As I relaxed into each gesture, I allowed the garment to gap and partially reveal my breasts, or the overlap to part, giving a glimpse of my gilded pubic hair. Michel was warming up with charcoal, and his strokes scritched more quickly across the paper as I re-positioned myself at each command, "New pose!"
We broke. Michel removed the cube and set up his easel. Out was wheeled the table with his oil paints and, with them, the wonderful aroma that I had been introduced to four years earlier when I began modeling.
I had been desperate to change careers, but there were few skills I had had to draw upon. My fashion merchandising degree was too ancient to be of any use. After a year at a big box store and another year waiting tables, an old college roommate, and my one and only best friend, Eleanora, had suggested it.

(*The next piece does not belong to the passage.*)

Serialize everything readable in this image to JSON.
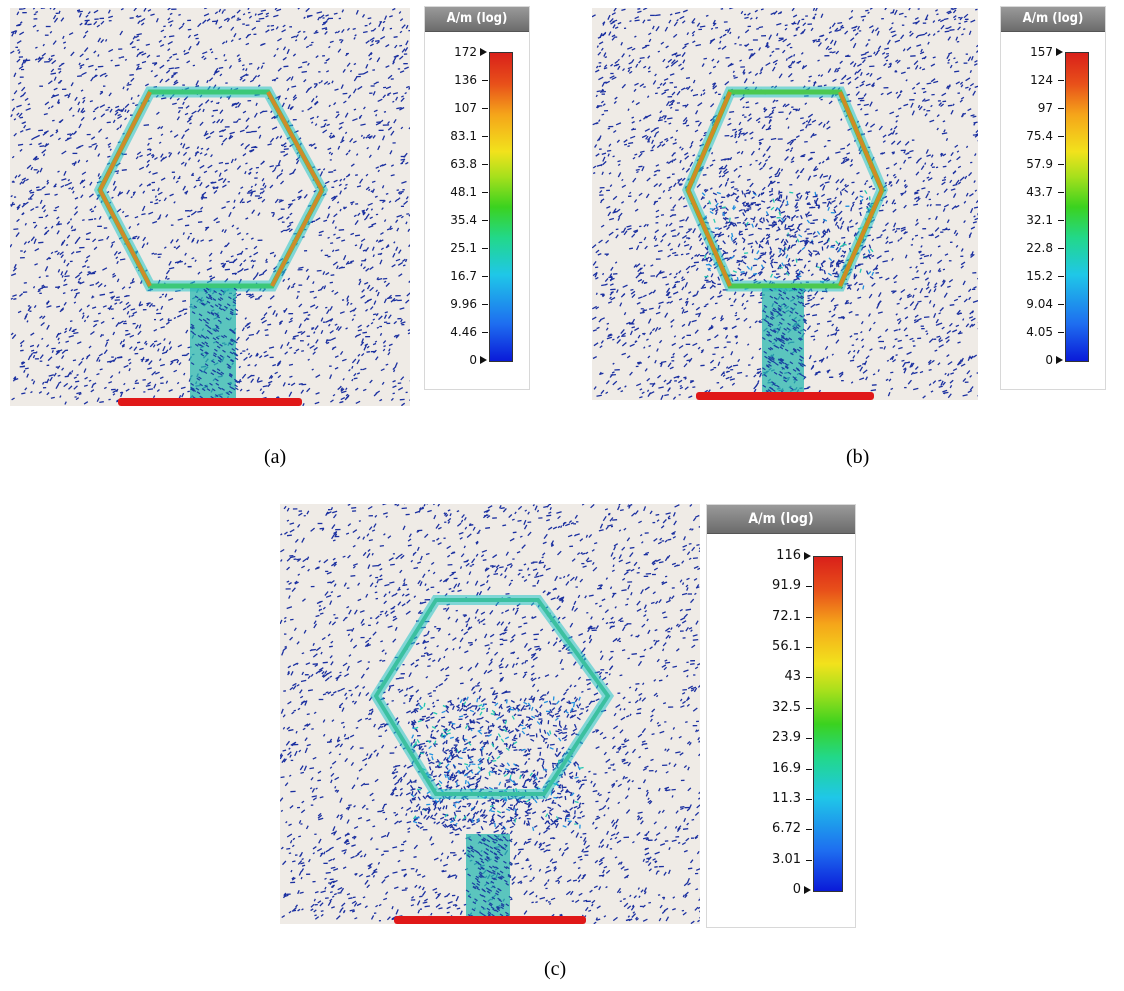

Although comfortable with my body in intimate settings, even with a stranger, the idea of displaying myself before a group of gazers and standing statue-still had frightened me. So for days before the first life-drawing class that I was to model for, I poured over classical art texts, studied postures, imitated poses, timed myself in positions that were easy to hold and then in ones more demanding. I wasn't sure what would be asked of me, but I wanted to be prepared for something.
On that evening, as I nervously changed into a flannel robe in the classroom's bathroom, before stepping out onto the platform, I ran fingers through my hair--on my head and in my groin--fluffing them both up. I sniffed my armpits to be assured that my deodorant was still working. Then I walked boldly out.
The space was nearly packed, with men and women, young and old, chatting, setting up their easels, laying out charcoal sticks, pencils, or pastels. The instructor intercepted me and briefed me on the protocol of warm-up gestures and longer poses.
He called the group's attention. In the silence, I disrobed, took a big step up, and with back delicately arched, tummy sucked in, chin up, upper limbs slightly toned at my side, one leg flexed ahead of the other, I faced the throng, heart a rat-a-tat-tatting. "Two minute gestures," he called out, and I began.
It was during the initial break, one and a half hours into the three-hour session, that exhilaration hit. While I walked around in my robe, from easel to easel, inspecting the sketches, I observed lithely rendered torsos, fluidly draped limbs, rounded breasts, perked nipples, soft bellies, and graceful thighs curving to calves. That was me? That was me! They were--I was--beautiful.